If the credit is approved, homeowners and other property owners would receive an amount equal to 2 cents per $100 of their real estate’s taxable value for 2022. For example, a home with the average assessed value of $322,200 would generate a credit of $64.44. ($322,200/100 x .02=$64.44)
Credits of $30 or more would be paid by checks issued in early March. Smaller amounts would be credited directly on real estate tax bills for 2022. For property owners who owe delinquent taxes, the credit would be applied to the outstanding balance and to any future bills if the credit exceeds the current amount due.
Property owners who pay their taxes through an escrow account – for example, as part of their mortgage – may not see their credit reflected until later in the year, when accounts are reconciled. Finance plans to establish in March a phone number to call if taxpayers have questions about their credit or tax bill.
The Board of Supervisors will consider the 2-cent real estate tax rate reduction when it adopts a budget for fiscal 2022-23. The recommended budget, which will be presented to the Board of Supervisors in March, will be balanced on a real estate tax rate of 85 cents, down from the current rate of 87 cents.
If approved, the 85-cent rate would be reflected on real estate tax bills issued in April and October.

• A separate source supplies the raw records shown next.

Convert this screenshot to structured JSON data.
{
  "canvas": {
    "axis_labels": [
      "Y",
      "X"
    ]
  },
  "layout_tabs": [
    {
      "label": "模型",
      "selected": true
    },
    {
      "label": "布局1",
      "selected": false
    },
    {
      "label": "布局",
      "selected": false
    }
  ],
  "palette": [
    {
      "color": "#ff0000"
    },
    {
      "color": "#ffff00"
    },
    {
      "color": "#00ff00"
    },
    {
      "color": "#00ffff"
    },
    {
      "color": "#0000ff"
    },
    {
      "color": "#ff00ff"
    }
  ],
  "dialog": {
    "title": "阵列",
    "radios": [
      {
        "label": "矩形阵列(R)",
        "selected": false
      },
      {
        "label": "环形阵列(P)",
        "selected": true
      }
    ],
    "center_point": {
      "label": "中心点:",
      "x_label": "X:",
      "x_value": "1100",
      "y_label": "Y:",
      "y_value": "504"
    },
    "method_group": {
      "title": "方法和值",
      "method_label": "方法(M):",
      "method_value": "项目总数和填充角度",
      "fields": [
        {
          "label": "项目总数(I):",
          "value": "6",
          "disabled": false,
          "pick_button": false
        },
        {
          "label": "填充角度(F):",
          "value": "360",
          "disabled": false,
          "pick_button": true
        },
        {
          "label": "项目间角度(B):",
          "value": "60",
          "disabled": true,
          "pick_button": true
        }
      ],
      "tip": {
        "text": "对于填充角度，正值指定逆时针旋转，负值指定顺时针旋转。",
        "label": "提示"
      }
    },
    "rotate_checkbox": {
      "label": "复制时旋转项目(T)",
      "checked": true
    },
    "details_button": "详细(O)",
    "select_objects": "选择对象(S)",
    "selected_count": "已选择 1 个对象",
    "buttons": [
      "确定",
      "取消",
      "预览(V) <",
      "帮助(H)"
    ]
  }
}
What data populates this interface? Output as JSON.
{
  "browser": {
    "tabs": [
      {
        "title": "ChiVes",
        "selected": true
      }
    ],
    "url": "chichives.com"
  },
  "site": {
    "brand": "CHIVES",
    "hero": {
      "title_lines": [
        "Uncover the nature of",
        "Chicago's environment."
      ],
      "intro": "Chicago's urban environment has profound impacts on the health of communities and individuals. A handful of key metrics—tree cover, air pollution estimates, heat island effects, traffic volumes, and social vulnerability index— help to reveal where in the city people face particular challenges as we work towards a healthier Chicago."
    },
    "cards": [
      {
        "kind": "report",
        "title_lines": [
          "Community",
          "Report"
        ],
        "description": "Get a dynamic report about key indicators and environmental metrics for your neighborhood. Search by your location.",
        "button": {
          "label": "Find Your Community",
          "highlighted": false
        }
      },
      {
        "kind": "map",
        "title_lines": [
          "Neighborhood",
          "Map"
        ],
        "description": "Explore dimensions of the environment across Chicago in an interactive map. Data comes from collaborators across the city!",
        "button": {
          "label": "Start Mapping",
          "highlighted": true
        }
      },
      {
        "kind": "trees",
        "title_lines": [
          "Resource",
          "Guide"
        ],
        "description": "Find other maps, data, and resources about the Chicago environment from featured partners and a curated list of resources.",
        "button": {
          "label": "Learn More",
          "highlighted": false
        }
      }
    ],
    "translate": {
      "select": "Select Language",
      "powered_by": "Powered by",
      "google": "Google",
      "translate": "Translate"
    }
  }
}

By cutting the rate, Henrico would forgo $10 million in revenue that otherwise would have been collected. With an additional $10 million returned to taxpayers via the credit, the combined tax relief offered through the 2+2 proposal would total $20 million.
Henrico’s average assessed home value is $322,200 in 2022, an increase from $290,600 in 2021. Based on those values, a homeowner would face an increase in real estate taxes of $275 without the credit and rate reduction. With the tax relief proposals, the average tax bill would total $2,674, reflecting a smaller increase of $146.